Ich muss daran denken, wie ich die Lustschreie der Katzen damals gehört habe. Da war es auch gerade Frühling und das Grundstück noch ein Stück Wildnis in der Großstadt, alles wuchs ungezähmt durcheinander und Bäume gab es, die bis zum fünften Stock des Gebäudes gegenüber reichten. Ein kleines Paradies für Vögel, Eichhörnchen und andere Tiere, für mich ein schöner Blick ins Grüne, und die Katzen aus unserem Bau hatten freien Auslauf und freie Liebe, der sie nachts oft lautstark frönten. Bis Männer mit Motorsägen und Baggern kamen und alles zu Baugrund plätteten. Die Bewohner der neu gebauten Häuser machen sich nicht viel aus ihren Gärten. Nur bei diesem gelben Haus war es anders: üppige Bepflanzung und eine reiche Blütenpracht – die ersten beiden Jahre jedenfalls, dann war es vorbei.

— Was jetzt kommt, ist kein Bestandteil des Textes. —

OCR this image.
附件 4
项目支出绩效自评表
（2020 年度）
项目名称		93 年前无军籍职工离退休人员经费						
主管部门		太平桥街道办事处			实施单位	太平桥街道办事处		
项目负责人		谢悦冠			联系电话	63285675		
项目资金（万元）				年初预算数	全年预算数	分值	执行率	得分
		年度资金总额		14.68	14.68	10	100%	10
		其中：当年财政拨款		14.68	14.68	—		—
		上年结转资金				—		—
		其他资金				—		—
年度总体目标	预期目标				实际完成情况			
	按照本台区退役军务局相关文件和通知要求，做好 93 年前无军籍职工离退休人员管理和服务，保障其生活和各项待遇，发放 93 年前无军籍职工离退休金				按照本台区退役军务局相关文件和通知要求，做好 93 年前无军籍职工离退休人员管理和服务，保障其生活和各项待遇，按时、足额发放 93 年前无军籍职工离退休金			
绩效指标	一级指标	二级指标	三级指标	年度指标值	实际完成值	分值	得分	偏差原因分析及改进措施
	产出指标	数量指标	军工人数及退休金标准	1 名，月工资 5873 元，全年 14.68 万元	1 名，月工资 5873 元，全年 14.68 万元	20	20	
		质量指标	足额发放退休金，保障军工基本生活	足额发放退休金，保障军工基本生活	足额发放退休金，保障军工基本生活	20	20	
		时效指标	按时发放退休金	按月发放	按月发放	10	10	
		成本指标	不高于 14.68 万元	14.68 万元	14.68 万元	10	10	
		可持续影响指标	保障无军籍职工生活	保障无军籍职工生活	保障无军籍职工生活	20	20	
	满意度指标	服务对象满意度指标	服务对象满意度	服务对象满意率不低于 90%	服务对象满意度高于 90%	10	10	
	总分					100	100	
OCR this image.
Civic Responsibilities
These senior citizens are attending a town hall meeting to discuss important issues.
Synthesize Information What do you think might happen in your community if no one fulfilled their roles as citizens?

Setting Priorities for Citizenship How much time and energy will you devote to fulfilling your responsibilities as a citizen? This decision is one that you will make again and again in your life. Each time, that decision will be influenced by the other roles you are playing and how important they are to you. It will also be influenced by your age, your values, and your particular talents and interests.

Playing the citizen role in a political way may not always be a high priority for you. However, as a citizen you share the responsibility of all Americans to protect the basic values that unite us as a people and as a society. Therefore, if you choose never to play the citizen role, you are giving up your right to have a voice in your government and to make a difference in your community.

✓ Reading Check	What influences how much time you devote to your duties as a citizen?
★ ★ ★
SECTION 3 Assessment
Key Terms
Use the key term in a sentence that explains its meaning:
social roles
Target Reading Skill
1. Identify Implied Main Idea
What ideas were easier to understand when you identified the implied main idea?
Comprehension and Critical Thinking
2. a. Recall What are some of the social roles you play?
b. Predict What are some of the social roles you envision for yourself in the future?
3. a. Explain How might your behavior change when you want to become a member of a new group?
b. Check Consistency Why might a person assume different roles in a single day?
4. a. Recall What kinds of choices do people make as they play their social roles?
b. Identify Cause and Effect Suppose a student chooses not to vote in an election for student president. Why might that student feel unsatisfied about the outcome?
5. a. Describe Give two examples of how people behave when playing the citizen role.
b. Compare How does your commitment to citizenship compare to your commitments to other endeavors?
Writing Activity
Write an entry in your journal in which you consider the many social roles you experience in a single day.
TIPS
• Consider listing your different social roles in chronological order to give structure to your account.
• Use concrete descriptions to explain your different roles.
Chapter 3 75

Schon seit ein paar Tagen höre ich abends, wenn es ruhig ist, wie damals das Wasser über den großen, unregelmäßig beschlagenen Stein plätschern. Sogar die Pumpe war während der letzten Jahre abgestellt. In dem kleinen Teich sehe ich zwei Fische im Kreis schwimmen und vor dem Eingang des Hauses wechseln sich wieder Gummistiefel mit Schlapfen und Arbeitsschuhen ab. Die Pflanzen wirken frisch und gepflegt, sehen nicht mehr so traurig drein, wie die letzten acht Jahre hindurch. Frisches Grün und unzählige Knospen sprießen überall; bald wird alles in den schönsten Farben blühen. Doch richtige Freude kann ich nicht empfinden, vielmehr ist es ein schauriges Gefühl, das sich in meinem Kopf wieder mit Katzenlustschreien vermengt.
Die Sonne ist inzwischen fast verschwunden, der Himmel ein Traumgemälde in Orange, Bordeaux, Violett und Dunkelblau. Es wird kühler. Ich richte mich aus meiner gebückten, am Fensterbrett lehnenden Haltung auf, um das Fenster zu schließen, im selben Moment öffnet sich die Tür des gelben Hauses. Die Frau mit den schulterlangen, schwarzen Haaren tritt heraus und schaut zu mir in den dritten Stock. Unsere Blicke treffen sich wie zwei Waggons, wenn sie aneinandergekoppelt werden. Ich setze ein Lächeln auf, bevor ich das Fenster zudrücke und den Griff drehe. Mir ist nicht gut, ich habe ein eigenartiges Gefühl im Magen. Vorhang vor. Bilde ich mir nur ein, dass sie ganz gezielt heraufgeschaut hat?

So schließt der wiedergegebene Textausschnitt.